O Brasil já perdeu muito com decisões estratégicas contrárias ao interesse nacional. Basta relembrarmos alguns casos, como a privatização e posterior venda da Embraer à Boeing, além do sucateamento de importantes centros de pesquisa em inovação, como o famoso CPQD da Telebrás depois dos leilões das empresas de telecomunicação ao capital privado. Em nome do acesso a uma suposta modernidade e por meio da incorporação do conhecido “complexo de vira lata”, as classes dominantes criaram sérios obstáculos à continuidade do processo de desenvolvimento do país.

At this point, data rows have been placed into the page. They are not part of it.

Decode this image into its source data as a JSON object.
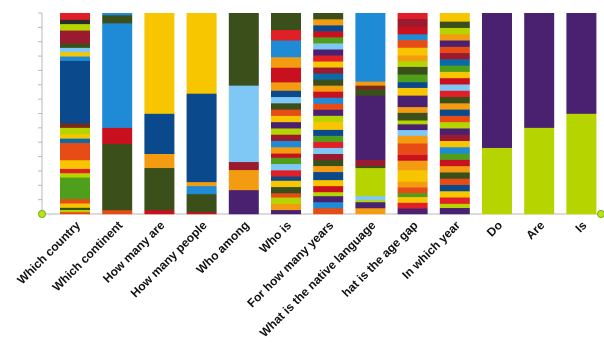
{
  "chart_data": {
    "type": "bar",
    "stacked": true,
    "normalized": true,
    "ylim": [
      0,
      1
    ],
    "grid": false,
    "legend": "none",
    "categories": [
      "Which country",
      "Which continent",
      "How many are",
      "How many people",
      "Who among",
      "Who is",
      "For how many years",
      "What is the native language",
      "hat is the age gap",
      "In which year",
      "Do",
      "Are",
      "Is"
    ],
    "stacks": [
      [
        [
          "#e74c16",
          0.01
        ],
        [
          "#b5d400",
          0.01
        ],
        [
          "#3a4f1a",
          0.01
        ],
        [
          "#f7c600",
          0.02
        ],
        [
          "#e74c16",
          0.02
        ],
        [
          "#4f9f1c",
          0.1
        ],
        [
          "#b5d400",
          0.02
        ],
        [
          "#e01f26",
          0.02
        ],
        [
          "#f7c600",
          0.04
        ],
        [
          "#e74c16",
          0.08
        ],
        [
          "#0b6aa8",
          0.02
        ],
        [
          "#f7c600",
          0.02
        ],
        [
          "#b5d400",
          0.03
        ],
        [
          "#7a2a1a",
          0.02
        ],
        [
          "#0a4a8c",
          0.29
        ],
        [
          "#1f8ad6",
          0.02
        ],
        [
          "#f7c600",
          0.02
        ],
        [
          "#7fc8f5",
          0.02
        ],
        [
          "#3a4f1a",
          0.02
        ],
        [
          "#9a1a30",
          0.06
        ],
        [
          "#b5d400",
          0.03
        ],
        [
          "#2b2b2b",
          0.02
        ],
        [
          "#e01f26",
          0.03
        ]
      ],
      [
        [
          "#e74c16",
          0.02
        ],
        [
          "#3a4f1a",
          0.33
        ],
        [
          "#c8101e",
          0.08
        ],
        [
          "#1f8ad6",
          0.52
        ],
        [
          "#3a4f1a",
          0.04
        ],
        [
          "#1f8ad6",
          0.01
        ]
      ],
      [
        [
          "#c8101e",
          0.02
        ],
        [
          "#3a4f1a",
          0.21
        ],
        [
          "#f39c12",
          0.07
        ],
        [
          "#0a4a8c",
          0.2
        ],
        [
          "#f7c600",
          0.5
        ]
      ],
      [
        [
          "#c8101e",
          0.01
        ],
        [
          "#3a4f1a",
          0.09
        ],
        [
          "#1f8ad6",
          0.04
        ],
        [
          "#f39c12",
          0.02
        ],
        [
          "#0a4a8c",
          0.44
        ],
        [
          "#f7c600",
          0.4
        ]
      ],
      [
        [
          "#4a2070",
          0.12
        ],
        [
          "#f39c12",
          0.1
        ],
        [
          "#9a1a30",
          0.04
        ],
        [
          "#7fc8f5",
          0.38
        ],
        [
          "#3a4f1a",
          0.36
        ]
      ],
      [
        [
          "#4a2070",
          0.02
        ],
        [
          "#f39c12",
          0.03
        ],
        [
          "#b5d400",
          0.03
        ],
        [
          "#e74c16",
          0.02
        ],
        [
          "#3a4f1a",
          0.03
        ],
        [
          "#f7c600",
          0.03
        ],
        [
          "#0a4a8c",
          0.02
        ],
        [
          "#e01f26",
          0.03
        ],
        [
          "#7fc8f5",
          0.03
        ],
        [
          "#4f9f1c",
          0.03
        ],
        [
          "#c8101e",
          0.02
        ],
        [
          "#f39c12",
          0.03
        ],
        [
          "#1f8ad6",
          0.03
        ],
        [
          "#9a1a30",
          0.03
        ],
        [
          "#b5d400",
          0.03
        ],
        [
          "#4a2070",
          0.03
        ],
        [
          "#f7c600",
          0.03
        ],
        [
          "#e74c16",
          0.03
        ],
        [
          "#3a4f1a",
          0.03
        ],
        [
          "#7fc8f5",
          0.03
        ],
        [
          "#0a4a8c",
          0.03
        ],
        [
          "#f39c12",
          0.04
        ],
        [
          "#c8101e",
          0.07
        ],
        [
          "#f39c12",
          0.05
        ],
        [
          "#1f8ad6",
          0.08
        ],
        [
          "#e01f26",
          0.05
        ],
        [
          "#3a4f1a",
          0.04
        ],
        [
          "#3a4f1a",
          0.04
        ]
      ],
      [
        [
          "#e74c16",
          0.03
        ],
        [
          "#1f8ad6",
          0.03
        ],
        [
          "#4a2070",
          0.03
        ],
        [
          "#b5d400",
          0.02
        ],
        [
          "#c8101e",
          0.03
        ],
        [
          "#f7c600",
          0.03
        ],
        [
          "#0a4a8c",
          0.04
        ],
        [
          "#f39c12",
          0.03
        ],
        [
          "#3a4f1a",
          0.03
        ],
        [
          "#9a1a30",
          0.03
        ],
        [
          "#7fc8f5",
          0.03
        ],
        [
          "#e01f26",
          0.03
        ],
        [
          "#4f9f1c",
          0.03
        ],
        [
          "#0a4a8c",
          0.03
        ],
        [
          "#f7c600",
          0.04
        ],
        [
          "#b5d400",
          0.03
        ],
        [
          "#4a2070",
          0.03
        ],
        [
          "#e74c16",
          0.03
        ],
        [
          "#1f8ad6",
          0.03
        ],
        [
          "#c8101e",
          0.03
        ],
        [
          "#f39c12",
          0.03
        ],
        [
          "#3a4f1a",
          0.03
        ],
        [
          "#0b6aa8",
          0.03
        ],
        [
          "#9a1a30",
          0.03
        ],
        [
          "#f7c600",
          0.03
        ],
        [
          "#e01f26",
          0.03
        ],
        [
          "#4a2070",
          0.03
        ],
        [
          "#7fc8f5",
          0.03
        ],
        [
          "#4f9f1c",
          0.03
        ],
        [
          "#c8101e",
          0.03
        ],
        [
          "#0a4a8c",
          0.03
        ],
        [
          "#f39c12",
          0.03
        ],
        [
          "#3a4f1a",
          0.03
        ]
      ],
      [
        [
          "#f39c12",
          0.03
        ],
        [
          "#4a2070",
          0.03
        ],
        [
          "#b5d400",
          0.01
        ],
        [
          "#7fc8f5",
          0.02
        ],
        [
          "#b5d400",
          0.14
        ],
        [
          "#3a4f1a",
          0.01
        ],
        [
          "#9a1a30",
          0.03
        ],
        [
          "#4a2070",
          0.32
        ],
        [
          "#3a4f1a",
          0.03
        ],
        [
          "#7a2a1a",
          0.02
        ],
        [
          "#f39c12",
          0.02
        ],
        [
          "#1f8ad6",
          0.34
        ]
      ],
      [
        [
          "#4a2070",
          0.03
        ],
        [
          "#e01f26",
          0.03
        ],
        [
          "#f7c600",
          0.03
        ],
        [
          "#4f9f1c",
          0.02
        ],
        [
          "#e74c16",
          0.03
        ],
        [
          "#f39c12",
          0.03
        ],
        [
          "#f7c600",
          0.06
        ],
        [
          "#f39c12",
          0.05
        ],
        [
          "#c8101e",
          0.03
        ],
        [
          "#e74c16",
          0.06
        ],
        [
          "#f39c12",
          0.04
        ],
        [
          "#7fc8f5",
          0.03
        ],
        [
          "#4a2070",
          0.03
        ],
        [
          "#b5d400",
          0.02
        ],
        [
          "#3a4f1a",
          0.04
        ],
        [
          "#f39c12",
          0.03
        ],
        [
          "#4a2070",
          0.06
        ],
        [
          "#f7c600",
          0.04
        ],
        [
          "#0a4a8c",
          0.03
        ],
        [
          "#4f9f1c",
          0.04
        ],
        [
          "#3a4f1a",
          0.04
        ],
        [
          "#b5d400",
          0.03
        ],
        [
          "#f39c12",
          0.03
        ],
        [
          "#f7c600",
          0.04
        ],
        [
          "#e74c16",
          0.04
        ],
        [
          "#1f8ad6",
          0.03
        ],
        [
          "#c8101e",
          0.04
        ],
        [
          "#9a1a30",
          0.04
        ],
        [
          "#e01f26",
          0.03
        ]
      ],
      [
        [
          "#4a2070",
          0.03
        ],
        [
          "#b5d400",
          0.02
        ],
        [
          "#e01f26",
          0.03
        ],
        [
          "#f7c600",
          0.03
        ],
        [
          "#0a4a8c",
          0.03
        ],
        [
          "#e74c16",
          0.03
        ],
        [
          "#3a4f1a",
          0.03
        ],
        [
          "#f39c12",
          0.03
        ],
        [
          "#c8101e",
          0.03
        ],
        [
          "#4f9f1c",
          0.03
        ],
        [
          "#1f8ad6",
          0.03
        ],
        [
          "#f7c600",
          0.03
        ],
        [
          "#9a1a30",
          0.03
        ],
        [
          "#4a2070",
          0.03
        ],
        [
          "#b5d400",
          0.03
        ],
        [
          "#e74c16",
          0.03
        ],
        [
          "#0a4a8c",
          0.03
        ],
        [
          "#f39c12",
          0.03
        ],
        [
          "#3a4f1a",
          0.03
        ],
        [
          "#e01f26",
          0.03
        ],
        [
          "#7fc8f5",
          0.03
        ],
        [
          "#c8101e",
          0.03
        ],
        [
          "#f7c600",
          0.03
        ],
        [
          "#4f9f1c",
          0.03
        ],
        [
          "#0b6aa8",
          0.03
        ],
        [
          "#9a1a30",
          0.03
        ],
        [
          "#e74c16",
          0.03
        ],
        [
          "#4a2070",
          0.03
        ],
        [
          "#f39c12",
          0.03
        ],
        [
          "#b5d400",
          0.03
        ],
        [
          "#3a4f1a",
          0.03
        ],
        [
          "#f7c600",
          0.04
        ]
      ],
      [
        [
          "#b5d400",
          0.33
        ],
        [
          "#4a2070",
          0.67
        ]
      ],
      [
        [
          "#b5d400",
          0.43
        ],
        [
          "#4a2070",
          0.57
        ]
      ],
      [
        [
          "#b5d400",
          0.5
        ],
        [
          "#4a2070",
          0.5
        ]
      ]
    ]
  }
}
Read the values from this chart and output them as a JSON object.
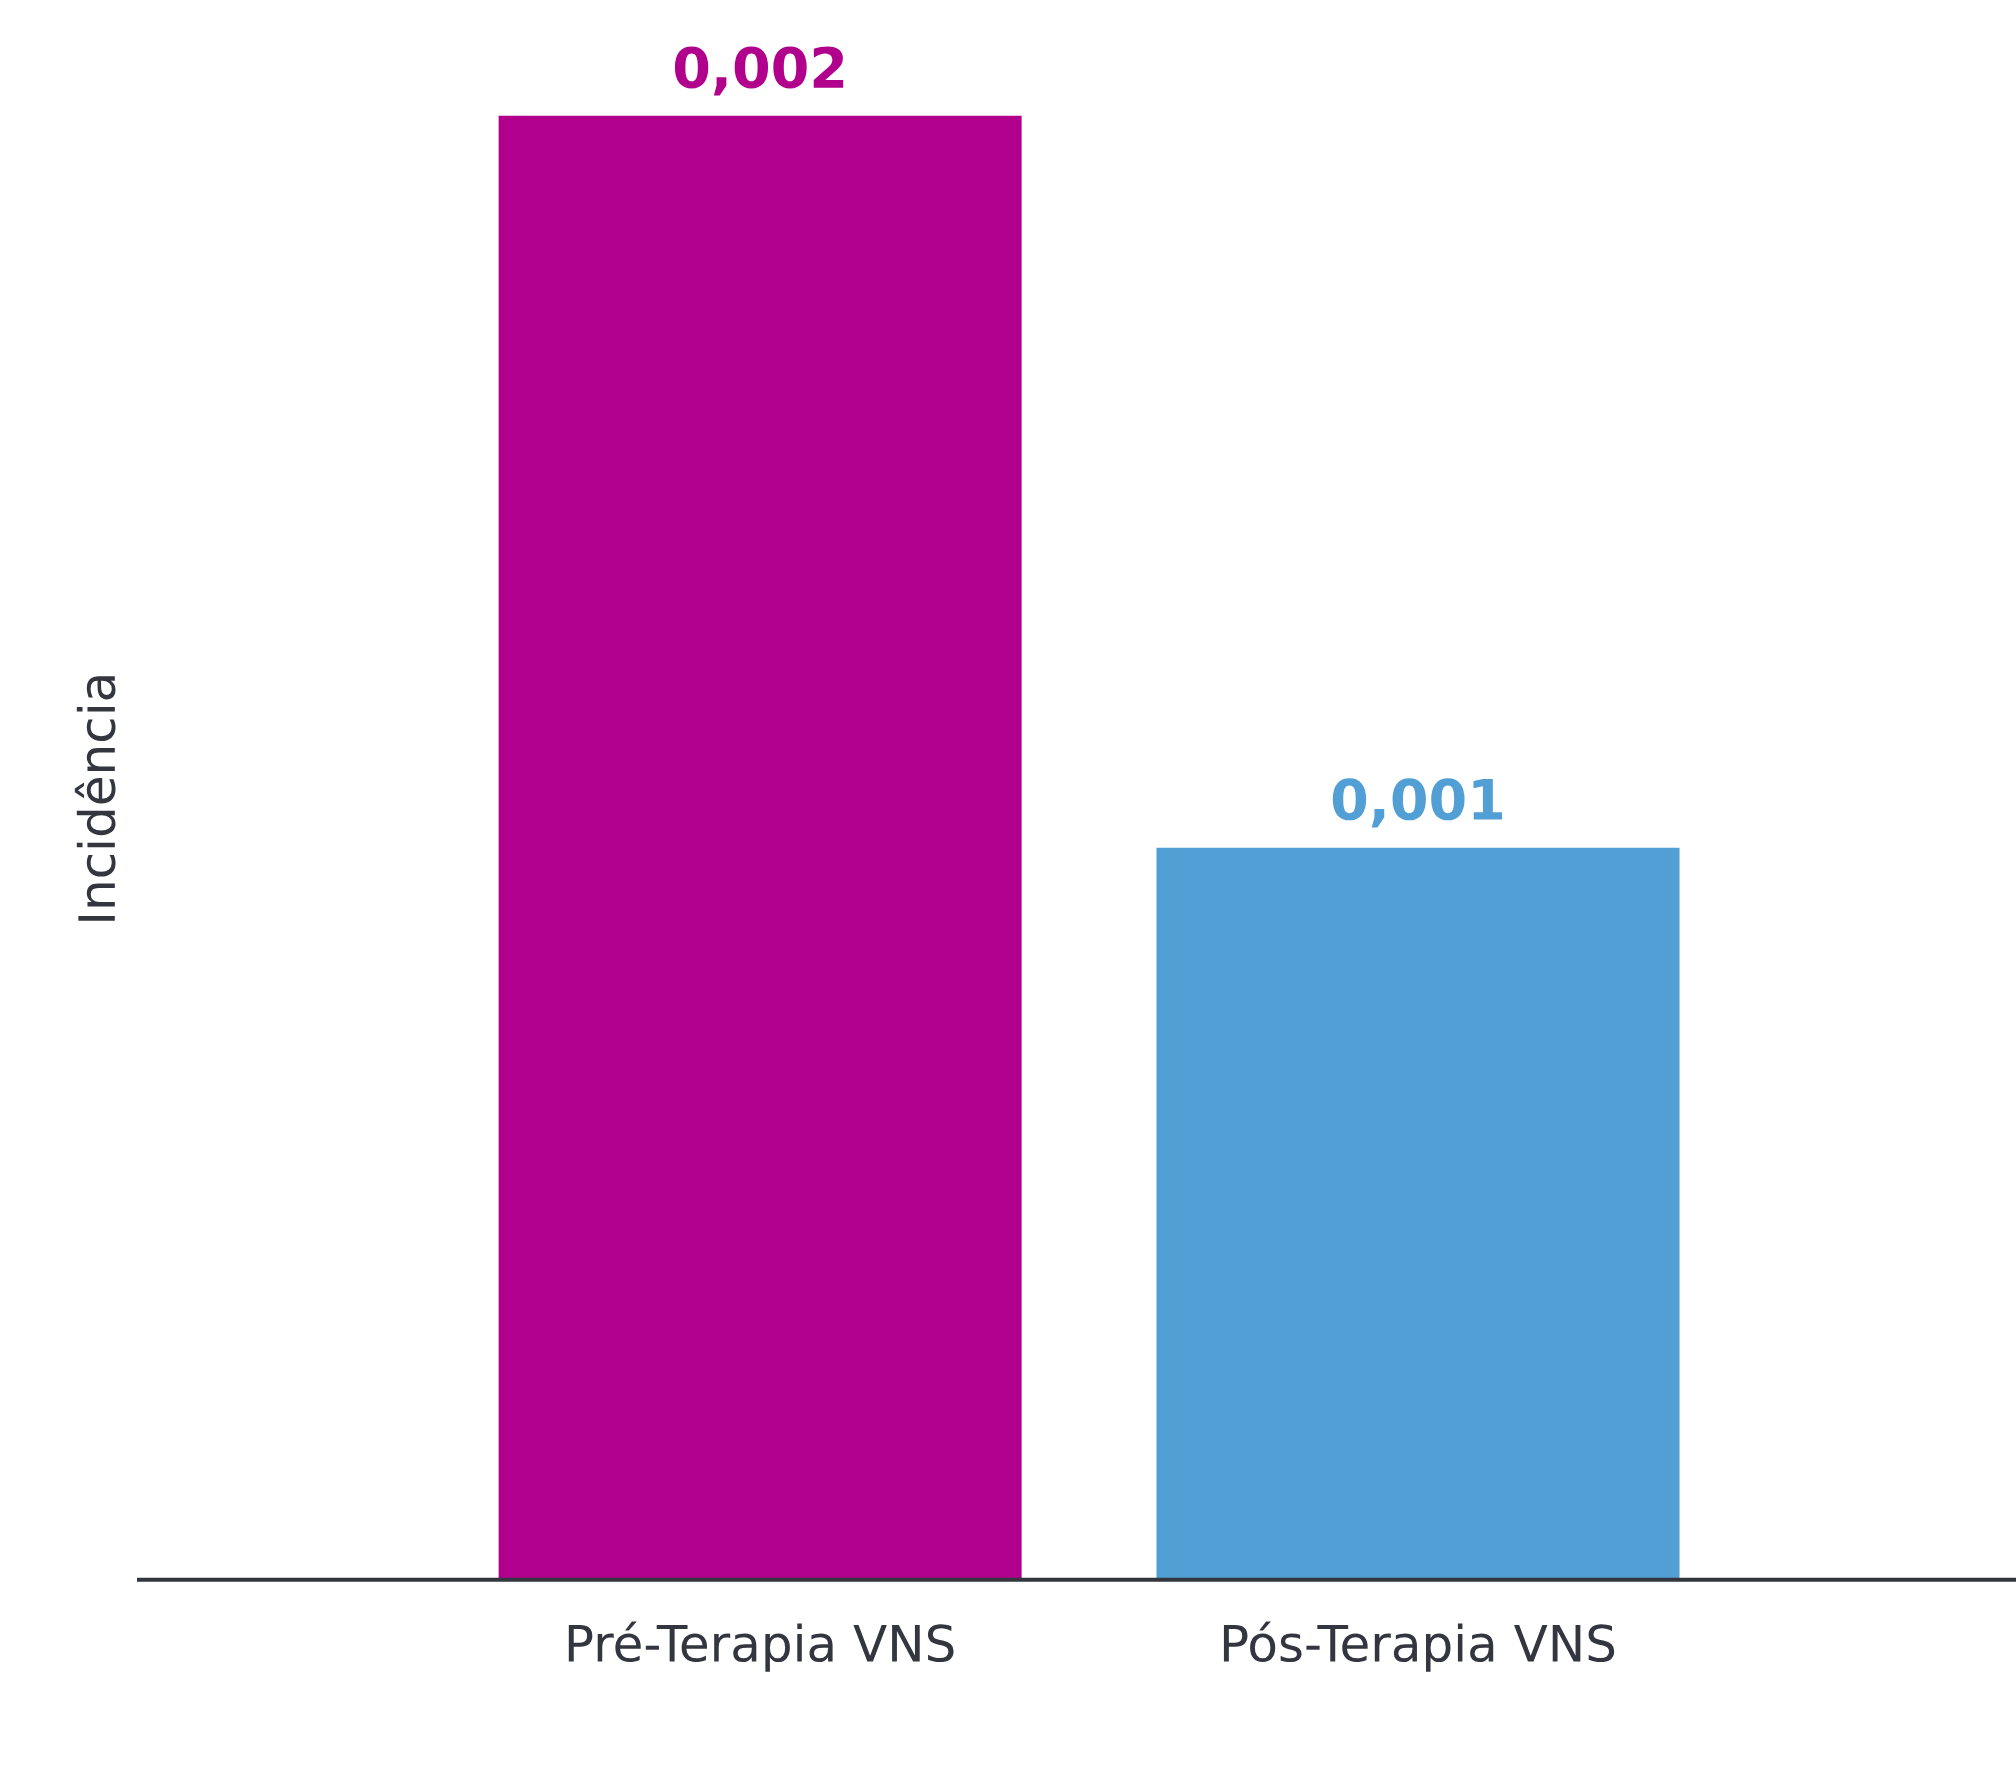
{
  "chart_data": {
    "type": "bar",
    "ylabel": "Incidência",
    "categories": [
      "Pré-Terapia VNS",
      "Pós-Terapia VNS"
    ],
    "values": [
      0.002,
      0.001
    ],
    "colors": [
      "#b0008c",
      "#529fd6"
    ],
    "value_labels": [
      "0,002",
      "0,001"
    ],
    "tick_labels": "x",
    "grid": false,
    "legend": false
  }
}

Pois agora, mais uma vez, Guedes traz à cena a questão da CEITEC. Depois de mais de uma década deixada à míngua, em setor que exige investimentos vultosos para se acompanhar as áreas de ponta da inovação tecnológica, o governo afirma que a empresa não ofereceu retorno compatível com o investimento realizado. Bingo! Ora, esse tipo de empreendimento implica aportes de recursos nos momentos iniciais sem que a perspectiva seja ganho financeiro a curto prazo ou rentabilidade comparável aos demais ramos de atividade econômica. Investir em ciência, tecnologia e inovação pressupõe a realização de gastos com forte conteúdo daquilo que se convencionou chamar de “a fundo perdido”. Os ganhos desse tipo de despesa pública ocorrerão por meio de retornos sociais e econômicos a serem absorvidos pelo conjunto dos atores da sociedade a longo prazo.

A equipe de Bolsonaro percebeu as dificuldades de promover a venda da CEITEC nesse momento de crise e mudou a estratégia. Agora, Guedes pretende simplesmente extinguir a empresa. Uma loucura! A concorrência agradece, até meio envergonhada, com tamanho gesto de desprendimento, uma subserviência completa à dinâmica e aos interesses do capital internacional. Cabe ao Congresso Nacional e às forças progressistas se somarem ao amplo movimento que se inicia para impedir que mais um crime contra a economia nacional seja cometido por esse governo.

A retomada de um projeto nacional de desenvolvimento exige a recuperação de capacidade de investimento em setores de elevada densidade tecnológica. Caso contrário, seguiremos eternamente na condição de forças secundárias nesse novo plano de divisão pós colonial do globo. E as nossas elites parecem se contentar em reproduzir a nossa presença como mero exportador de matérias primas de baixo valor agregado. Com isso, perpetua-se a natureza de uma nova dependência de velho tipo: trocas desiguais com os países mais avançados, uma vez que seguimos importando tudo o que seja relevante e de alto valer agregado na escala produtiva.

 

Paulo Kliass é doutor em economia e membro da carreira de Especialistas em Políticas Públicas e Gestão Governamental do governo federal.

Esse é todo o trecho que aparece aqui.